Mainfreight suffers weakening Australian margins


NZ international firm feels costs burden outweighing revenue rises

Mainfreight suffers weakening Australian margins
Mainfreight is pushing on despite headwinds.

 

Mainfreight is working to reduce its Australian transport business costs and expects to see the fruits of that effort in the next financial year.

Australian sales revenues rose 2.6 per cent over the previous year to A$503.26 but gross earnings were down 8.2 per cent to A$34.20 million, the New Zealand-based company reveals in its full-year results – a percentage performance effectively reversed in its US business.

In contrast, group revenue was up 11.2 per cent to NZ$2.28 billion (A$2.13 billion), gross earnings were a record NZ$174.84 million and net profits were up nearly 3 per cent to NZ$87.6 million from NZ$82.5 million.

"Positive revenue growth in Australia was outweighed by weaker gross margin performance and overhead cost increases," it says, adding: "Concerted efforts to drive sales growth and to secure better control of costs during the latter part of the financial year, achieved improvements which will carry forward into the 2017 financial year."

Mainfreight notes its new Melbourne and Perth facilities are now occupied.

In the former, warehouse utilisation ahead of expectations but transport has only just moved in.

For Perth, managers are improving quality and capacity performance.

Meanwhile, the domestic software upgrade is to be completed after New Zealand implementation.

The transport-arm’s woes were not reflected in its logistics and air and ocean businesses, where the opposite was the case, though it recognises room for improvement.

"The Logistics team has attracted a number of higher-profile, high-activity warehousing customers during this period, improving our utilisation levels," Mainfreight says.

"The Air & Ocean business has also concentrated on the Mainfreight global network for trade-lane activity.
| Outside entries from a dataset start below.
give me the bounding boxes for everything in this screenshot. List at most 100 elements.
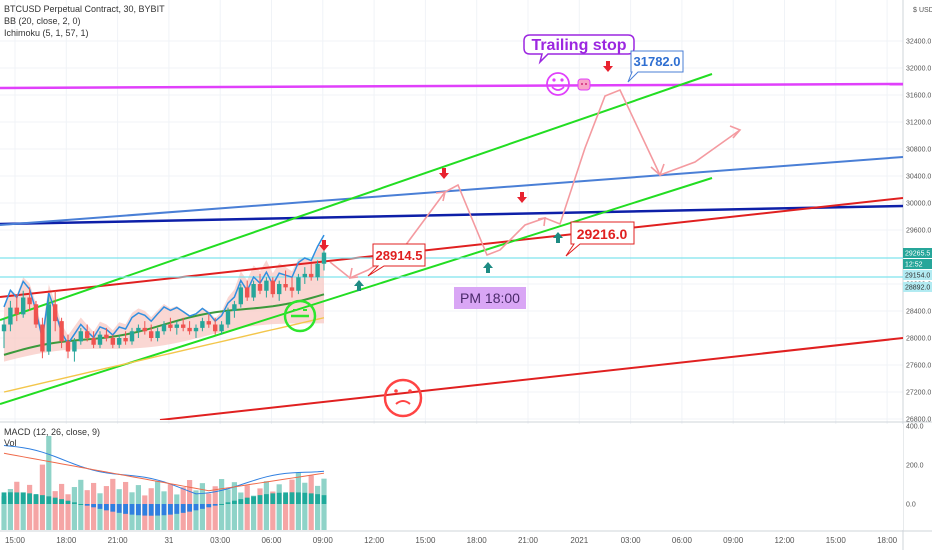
- pig-icon: [577, 78, 591, 91]
- candle: [187, 321, 192, 335]
- axes: $ USD32400.032000.031600.031200.030800.03…: [5, 7, 932, 545]
- candle: [219, 321, 224, 335]
- time-tick-label: 31: [164, 536, 173, 545]
- volume-bar: [257, 488, 263, 530]
- candle: [245, 280, 250, 301]
- candle: [283, 270, 288, 291]
- neutral-face-icon: [283, 299, 317, 333]
- candle: [65, 334, 71, 359]
- macd-histogram-bar: [206, 504, 212, 508]
- price-tick-label: 32000.0: [906, 66, 931, 73]
- macd-histogram-bar: [289, 492, 295, 504]
- macd-histogram-bar: [225, 502, 231, 504]
- volume-bar: [1, 496, 7, 530]
- price-tick-label: 27600.0: [906, 363, 931, 370]
- price-badge-text: 12:52: [905, 262, 923, 269]
- volume-bar: [46, 435, 52, 530]
- macd-histogram-bar: [174, 504, 180, 514]
- macd-histogram-bar: [72, 502, 77, 504]
- macd-histogram-bar: [244, 497, 250, 504]
- volume-bar: [283, 494, 289, 530]
- candle: [289, 277, 295, 298]
- time-tick-label: 15:00: [415, 536, 436, 545]
- buy-arrow-icon: [354, 280, 364, 291]
- macd-histogram-bar: [136, 504, 141, 516]
- signal-markers: [319, 61, 613, 291]
- candle: [8, 300, 13, 332]
- time-tick-label: 03:00: [210, 536, 231, 545]
- green-channel-upper: [0, 73, 713, 321]
- candle: [27, 287, 32, 311]
- price-tick-label: 30400.0: [906, 174, 931, 181]
- volume-bar: [59, 483, 65, 530]
- candle: [123, 331, 128, 345]
- volume-bar: [7, 488, 13, 530]
- macd-histogram-bar: [8, 492, 13, 504]
- volume-bar: [14, 481, 20, 530]
- price-badge-text: 29265.5: [905, 251, 930, 258]
- macd-histogram-bar: [46, 496, 52, 504]
- macd-histogram-bar: [78, 504, 84, 505]
- macd-tick-label: 200.0: [906, 463, 924, 470]
- macd-histogram-bar: [276, 492, 282, 504]
- signal-line: [3, 452, 325, 492]
- candle: [78, 327, 83, 345]
- red-upper-line: [0, 197, 903, 298]
- candle: [59, 317, 64, 349]
- sell-arrow-icon: [603, 61, 613, 72]
- time-tick-label: 21:00: [108, 536, 129, 545]
- navy-line: [0, 204, 903, 226]
- volume-bar: [174, 494, 180, 530]
- macd-histogram-bar: [104, 504, 109, 511]
- macd-histogram-bar: [270, 493, 276, 504]
- symbol-label: BTCUSD Perpetual Contract, 30, BYBIT: [4, 4, 165, 14]
- volume-bar: [276, 484, 282, 530]
- macd-histogram-bar: [161, 504, 167, 516]
- candle: [53, 290, 58, 332]
- volume-bar: [84, 490, 90, 530]
- volume-bar: [315, 485, 321, 530]
- pm-time-label: PM 18:00: [454, 287, 526, 309]
- trailing-stop-callout: Trailing stop: [523, 34, 635, 65]
- time-tick-label: 18:00: [877, 536, 898, 545]
- macd-histogram-bar: [84, 504, 90, 506]
- candle: [264, 277, 269, 298]
- macd-label: MACD (12, 26, close, 9): [4, 427, 101, 437]
- volume-bar: [97, 493, 103, 530]
- candle: [174, 321, 179, 335]
- macd-histogram-bar: [91, 504, 96, 508]
- candle: [142, 321, 147, 335]
- candle: [46, 297, 51, 355]
- macd-histogram-bar: [232, 500, 237, 504]
- macd-histogram-bar: [168, 504, 173, 515]
- volume-bar: [212, 486, 218, 530]
- candle: [213, 317, 218, 335]
- macd-pane: [0, 424, 903, 530]
- macd-histogram-bar: [193, 504, 199, 511]
- ichimoku-cloud: [4, 239, 324, 362]
- candle: [104, 327, 109, 342]
- candle: [270, 277, 275, 298]
- price-29216-text: 29216.0: [577, 226, 628, 242]
- ichimoku-indicator-label: Ichimoku (5, 1, 57, 1): [4, 28, 89, 38]
- volume-bar: [321, 478, 327, 530]
- candle: [309, 263, 314, 281]
- sad-face-icon: [383, 378, 423, 418]
- price-tick-label: 31200.0: [906, 120, 931, 127]
- sell-arrow-icon: [319, 240, 329, 251]
- macd-histogram-bar: [123, 504, 128, 514]
- volume-bar: [71, 487, 77, 530]
- candle: [149, 324, 154, 342]
- volume-bar: [219, 479, 225, 530]
- price-badge-text: 29154.0: [905, 273, 930, 280]
- price-tick-label: 28400.0: [906, 309, 931, 316]
- candle: [200, 317, 205, 332]
- volume-bar: [78, 479, 84, 530]
- macd-histogram-bar: [20, 492, 26, 504]
- pm-time-text: PM 18:00: [460, 290, 520, 306]
- magenta-resistance-line: [0, 82, 903, 90]
- macd-histogram-bar: [264, 494, 269, 504]
- smiley-icon: [546, 72, 570, 96]
- candle: [161, 321, 167, 335]
- trend-lines: [0, 73, 903, 420]
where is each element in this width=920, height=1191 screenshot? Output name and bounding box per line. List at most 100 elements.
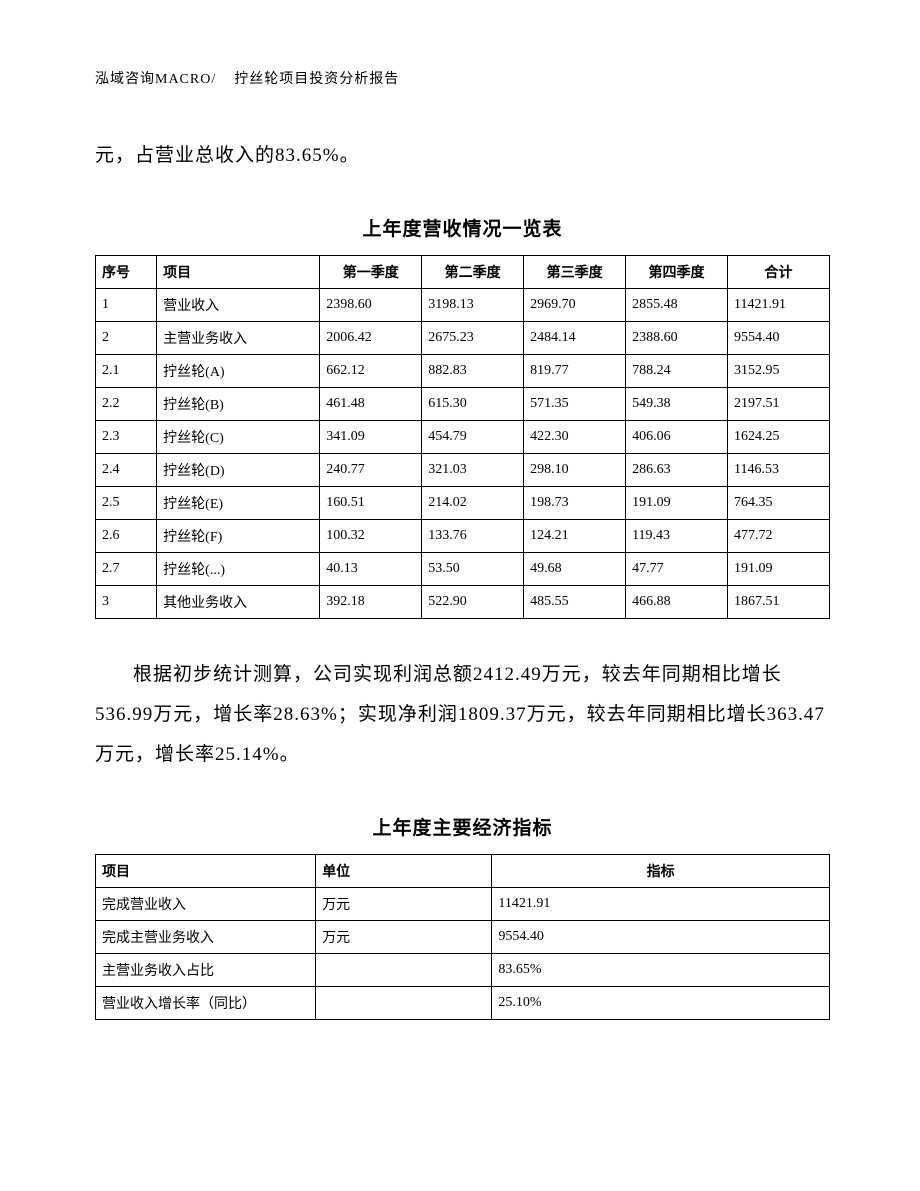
table-cell: 764.35 [728, 486, 830, 519]
table1-title: 上年度营收情况一览表 [95, 214, 830, 241]
table-cell: 160.51 [320, 486, 422, 519]
table-cell: 其他业务收入 [157, 585, 320, 618]
table-row: 2.4拧丝轮(D)240.77321.03298.10286.631146.53 [96, 453, 830, 486]
table-cell: 406.06 [626, 420, 728, 453]
table-cell: 营业收入 [157, 288, 320, 321]
table-cell: 拧丝轮(A) [157, 354, 320, 387]
table-header-row: 序号 项目 第一季度 第二季度 第三季度 第四季度 合计 [96, 255, 830, 288]
table-cell: 53.50 [422, 552, 524, 585]
table-cell: 522.90 [422, 585, 524, 618]
table-cell: 2855.48 [626, 288, 728, 321]
table-cell: 2484.14 [524, 321, 626, 354]
table-cell: 788.24 [626, 354, 728, 387]
table-cell: 完成主营业务收入 [96, 920, 316, 953]
indicator-table: 项目 单位 指标 完成营业收入万元11421.91完成主营业务收入万元9554.… [95, 854, 830, 1020]
table-cell: 461.48 [320, 387, 422, 420]
th-q3: 第三季度 [524, 255, 626, 288]
table-row: 2.3拧丝轮(C)341.09454.79422.30406.061624.25 [96, 420, 830, 453]
table-cell: 2.3 [96, 420, 157, 453]
table-row: 完成主营业务收入万元9554.40 [96, 920, 830, 953]
table-row: 完成营业收入万元11421.91 [96, 887, 830, 920]
table-cell: 191.09 [728, 552, 830, 585]
table-cell: 9554.40 [492, 920, 830, 953]
table-row: 2.7拧丝轮(...)40.1353.5049.6847.77191.09 [96, 552, 830, 585]
th-total: 合计 [728, 255, 830, 288]
table-cell: 3 [96, 585, 157, 618]
table-cell: 2197.51 [728, 387, 830, 420]
table-cell: 1146.53 [728, 453, 830, 486]
th-unit: 单位 [316, 854, 492, 887]
page-header: 泓域咨询MACRO/拧丝轮项目投资分析报告 [95, 68, 830, 88]
table-cell: 286.63 [626, 453, 728, 486]
table-cell: 466.88 [626, 585, 728, 618]
table-cell: 万元 [316, 887, 492, 920]
table-cell: 2.5 [96, 486, 157, 519]
table-cell: 214.02 [422, 486, 524, 519]
table-cell: 拧丝轮(C) [157, 420, 320, 453]
table-cell: 341.09 [320, 420, 422, 453]
table-cell: 2 [96, 321, 157, 354]
intro-paragraph: 元，占营业总收入的83.65%。 [95, 136, 830, 176]
table-cell: 882.83 [422, 354, 524, 387]
table-cell: 2398.60 [320, 288, 422, 321]
table-cell: 2675.23 [422, 321, 524, 354]
table-row: 2主营业务收入2006.422675.232484.142388.609554.… [96, 321, 830, 354]
table-row: 2.1拧丝轮(A)662.12882.83819.77788.243152.95 [96, 354, 830, 387]
th-project: 项目 [96, 854, 316, 887]
table-row: 3其他业务收入392.18522.90485.55466.881867.51 [96, 585, 830, 618]
table-cell: 11421.91 [728, 288, 830, 321]
table-cell: 2.7 [96, 552, 157, 585]
table-cell: 47.77 [626, 552, 728, 585]
table-cell: 124.21 [524, 519, 626, 552]
table-cell: 298.10 [524, 453, 626, 486]
table-row: 营业收入增长率（同比） 25.10% [96, 986, 830, 1019]
table-cell: 191.09 [626, 486, 728, 519]
table-cell: 1624.25 [728, 420, 830, 453]
table-row: 主营业务收入占比83.65% [96, 953, 830, 986]
table-cell: 2.2 [96, 387, 157, 420]
table-cell: 2388.60 [626, 321, 728, 354]
table-cell: 819.77 [524, 354, 626, 387]
table-cell: 营业收入增长率（同比） [96, 986, 316, 1019]
table-cell: 49.68 [524, 552, 626, 585]
table-cell: 133.76 [422, 519, 524, 552]
table-cell: 198.73 [524, 486, 626, 519]
revenue-table: 序号 项目 第一季度 第二季度 第三季度 第四季度 合计 1营业收入2398.6… [95, 255, 830, 619]
table-row: 1营业收入2398.603198.132969.702855.4811421.9… [96, 288, 830, 321]
table-row: 2.2拧丝轮(B)461.48615.30571.35549.382197.51 [96, 387, 830, 420]
table-cell: 拧丝轮(...) [157, 552, 320, 585]
table-cell: 119.43 [626, 519, 728, 552]
table-cell: 11421.91 [492, 887, 830, 920]
table-cell: 422.30 [524, 420, 626, 453]
table-cell [316, 953, 492, 986]
table-cell: 40.13 [320, 552, 422, 585]
header-left: 泓域咨询MACRO/ [95, 72, 216, 87]
table-cell: 392.18 [320, 585, 422, 618]
table-cell: 2969.70 [524, 288, 626, 321]
th-q4: 第四季度 [626, 255, 728, 288]
table-cell: 662.12 [320, 354, 422, 387]
table-cell: 1867.51 [728, 585, 830, 618]
table-cell: 拧丝轮(F) [157, 519, 320, 552]
table-cell: 1 [96, 288, 157, 321]
table2-title: 上年度主要经济指标 [95, 813, 830, 840]
body-paragraph: 根据初步统计测算，公司实现利润总额2412.49万元，较去年同期相比增长536.… [95, 655, 830, 775]
table-cell: 2.4 [96, 453, 157, 486]
table-cell: 主营业务收入占比 [96, 953, 316, 986]
header-right: 拧丝轮项目投资分析报告 [234, 72, 399, 87]
table-cell: 240.77 [320, 453, 422, 486]
table-cell: 321.03 [422, 453, 524, 486]
table-cell: 主营业务收入 [157, 321, 320, 354]
table-cell: 25.10% [492, 986, 830, 1019]
table-cell: 完成营业收入 [96, 887, 316, 920]
table-cell: 454.79 [422, 420, 524, 453]
th-seq: 序号 [96, 255, 157, 288]
th-q1: 第一季度 [320, 255, 422, 288]
th-indicator: 指标 [492, 854, 830, 887]
th-q2: 第二季度 [422, 255, 524, 288]
table-cell [316, 986, 492, 1019]
table-cell: 9554.40 [728, 321, 830, 354]
table-row: 2.6拧丝轮(F)100.32133.76124.21119.43477.72 [96, 519, 830, 552]
table-cell: 3152.95 [728, 354, 830, 387]
table-cell: 拧丝轮(B) [157, 387, 320, 420]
Their control of European import freight has allowed us to open a new operation in the United Kingdom.

New facilities in Perth and Melbourne have provided high-quality capability for future growth.

"Melbourne’s Epping facility is our largest ever investment in buildings, both in terms of scale and value.

"Lifting the level of quality in the Australian market remains a significant goal.

We are positive about our growth prospects in Australia.

"Our market share remains small in comparison to the incumbents; a focus on high quality freight services will see further growth achieved."